Hace poco, un amigo me mandó la
historia de un himno que yo solía escuchar en la iglesia cuando era niño:
Si fuera tinta todo el mar, y todo el
cielo un gran papel,
Y cada hombre un escritor, y cada hoja
un pincel.
Nunca podrían describir el gran amor de
Dios;
Que al hombre pudo redimir de su pecado
atroz.
Estas palabras forman parte de un
antiguo poema judío que se encontró sobre la pared de la habitación de
un paciente en un centro para enfermos mentales.
Frederick M. Lehman se conmovió tanto
con esta poesía que, posteriormente, quiso ampliarla. En 1917, sentado sobre un
cajón de limones mientras almorzaba en su lugar de trabajo, le agregó dos
estrofas y el coro, y completó el himno ¡Oh, amor de Dios!.

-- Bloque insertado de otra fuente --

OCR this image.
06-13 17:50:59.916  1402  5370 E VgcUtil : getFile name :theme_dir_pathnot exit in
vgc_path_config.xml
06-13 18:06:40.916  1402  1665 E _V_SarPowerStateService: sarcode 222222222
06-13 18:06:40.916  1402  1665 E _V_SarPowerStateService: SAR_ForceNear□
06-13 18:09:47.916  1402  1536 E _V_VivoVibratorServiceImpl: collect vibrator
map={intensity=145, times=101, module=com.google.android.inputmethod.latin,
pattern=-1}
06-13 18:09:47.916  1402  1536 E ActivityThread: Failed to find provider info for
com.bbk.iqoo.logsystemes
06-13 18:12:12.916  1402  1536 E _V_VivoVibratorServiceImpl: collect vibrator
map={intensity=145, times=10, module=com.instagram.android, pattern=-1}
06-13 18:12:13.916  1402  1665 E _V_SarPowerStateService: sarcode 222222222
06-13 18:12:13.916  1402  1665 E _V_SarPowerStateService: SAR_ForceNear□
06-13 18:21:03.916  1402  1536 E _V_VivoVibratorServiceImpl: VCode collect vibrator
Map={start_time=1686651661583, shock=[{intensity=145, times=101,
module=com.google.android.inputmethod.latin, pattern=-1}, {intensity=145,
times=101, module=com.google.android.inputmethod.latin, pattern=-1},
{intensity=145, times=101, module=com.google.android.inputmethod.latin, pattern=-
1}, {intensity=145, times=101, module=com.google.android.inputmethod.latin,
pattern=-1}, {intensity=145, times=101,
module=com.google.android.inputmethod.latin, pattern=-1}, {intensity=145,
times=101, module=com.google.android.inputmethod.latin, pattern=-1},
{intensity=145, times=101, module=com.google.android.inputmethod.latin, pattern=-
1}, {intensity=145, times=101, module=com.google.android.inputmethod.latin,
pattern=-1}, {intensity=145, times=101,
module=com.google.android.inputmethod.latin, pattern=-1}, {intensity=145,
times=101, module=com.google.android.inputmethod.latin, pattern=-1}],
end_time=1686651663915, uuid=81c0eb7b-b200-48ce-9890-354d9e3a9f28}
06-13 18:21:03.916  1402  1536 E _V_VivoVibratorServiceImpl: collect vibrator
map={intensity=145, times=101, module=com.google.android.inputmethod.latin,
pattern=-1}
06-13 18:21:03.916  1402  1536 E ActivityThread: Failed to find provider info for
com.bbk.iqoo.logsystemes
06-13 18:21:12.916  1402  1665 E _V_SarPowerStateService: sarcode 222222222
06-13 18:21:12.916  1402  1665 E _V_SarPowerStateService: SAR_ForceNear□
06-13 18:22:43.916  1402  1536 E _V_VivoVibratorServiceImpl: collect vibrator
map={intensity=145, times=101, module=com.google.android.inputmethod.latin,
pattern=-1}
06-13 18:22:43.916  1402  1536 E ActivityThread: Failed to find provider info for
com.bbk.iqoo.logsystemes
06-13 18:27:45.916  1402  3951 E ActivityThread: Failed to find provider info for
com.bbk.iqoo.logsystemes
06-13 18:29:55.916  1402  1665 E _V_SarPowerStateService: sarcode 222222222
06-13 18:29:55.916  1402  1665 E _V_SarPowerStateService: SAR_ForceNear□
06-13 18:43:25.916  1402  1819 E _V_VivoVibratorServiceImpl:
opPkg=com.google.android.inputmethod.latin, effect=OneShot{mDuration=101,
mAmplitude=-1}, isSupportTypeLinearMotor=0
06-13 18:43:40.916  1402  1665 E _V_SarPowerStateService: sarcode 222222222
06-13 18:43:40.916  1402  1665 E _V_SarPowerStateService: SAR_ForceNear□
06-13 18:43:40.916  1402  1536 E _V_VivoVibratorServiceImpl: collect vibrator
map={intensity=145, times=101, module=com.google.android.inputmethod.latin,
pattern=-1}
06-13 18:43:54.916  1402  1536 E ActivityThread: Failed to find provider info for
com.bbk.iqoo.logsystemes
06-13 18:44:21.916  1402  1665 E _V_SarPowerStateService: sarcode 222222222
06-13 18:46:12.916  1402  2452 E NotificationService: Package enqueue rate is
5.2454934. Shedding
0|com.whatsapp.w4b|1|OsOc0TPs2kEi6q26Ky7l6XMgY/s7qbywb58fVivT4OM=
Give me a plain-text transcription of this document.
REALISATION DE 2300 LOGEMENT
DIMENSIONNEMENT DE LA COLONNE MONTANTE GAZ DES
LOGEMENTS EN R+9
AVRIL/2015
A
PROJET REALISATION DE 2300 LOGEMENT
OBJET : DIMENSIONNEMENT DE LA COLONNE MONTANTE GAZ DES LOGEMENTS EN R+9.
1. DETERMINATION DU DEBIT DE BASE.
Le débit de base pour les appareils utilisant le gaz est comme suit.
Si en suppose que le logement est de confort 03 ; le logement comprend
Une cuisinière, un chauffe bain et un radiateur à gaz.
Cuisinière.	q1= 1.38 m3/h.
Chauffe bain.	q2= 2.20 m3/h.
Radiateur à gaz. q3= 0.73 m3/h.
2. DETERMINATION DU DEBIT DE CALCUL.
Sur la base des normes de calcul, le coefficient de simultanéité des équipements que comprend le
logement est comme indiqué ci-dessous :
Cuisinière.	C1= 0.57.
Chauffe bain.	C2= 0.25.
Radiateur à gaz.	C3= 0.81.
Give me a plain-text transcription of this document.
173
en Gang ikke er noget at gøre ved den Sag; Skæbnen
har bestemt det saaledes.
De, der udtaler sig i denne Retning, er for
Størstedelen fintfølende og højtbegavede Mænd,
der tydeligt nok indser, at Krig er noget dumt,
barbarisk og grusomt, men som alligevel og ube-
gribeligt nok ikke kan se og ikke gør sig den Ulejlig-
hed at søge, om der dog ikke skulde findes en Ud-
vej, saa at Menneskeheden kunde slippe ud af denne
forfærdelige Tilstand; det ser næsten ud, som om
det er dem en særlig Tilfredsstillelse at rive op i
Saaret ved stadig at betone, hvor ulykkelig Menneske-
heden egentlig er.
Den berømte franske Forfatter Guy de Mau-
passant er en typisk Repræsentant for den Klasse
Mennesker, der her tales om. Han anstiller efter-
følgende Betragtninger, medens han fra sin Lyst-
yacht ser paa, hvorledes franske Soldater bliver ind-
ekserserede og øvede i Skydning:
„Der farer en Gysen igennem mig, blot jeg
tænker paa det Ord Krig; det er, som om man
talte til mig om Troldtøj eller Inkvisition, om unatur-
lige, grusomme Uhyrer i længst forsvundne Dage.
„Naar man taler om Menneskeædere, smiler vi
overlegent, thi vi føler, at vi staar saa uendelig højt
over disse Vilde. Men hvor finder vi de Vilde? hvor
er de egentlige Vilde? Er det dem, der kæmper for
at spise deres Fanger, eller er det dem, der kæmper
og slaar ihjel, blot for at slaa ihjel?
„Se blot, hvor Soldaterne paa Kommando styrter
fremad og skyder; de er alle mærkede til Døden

En el Salmo 36, el escritor describe el
consuelo que brinda la certeza del amor y la misericordia de Dios: «Señor,
hasta los cielos llega tu misericordia…» (v. 5). Independientemente de las
circunstancias de la vida, ya sea durante un momento de cordura (con una
mente que, de otro modo, estaría sumida en la confusión) o en ocasión de una
prueba oscura, el amor y la misericordia de Dios son un faro de esperanza;
nuestra fuente permanente e inextinguible de fortaleza y confianza.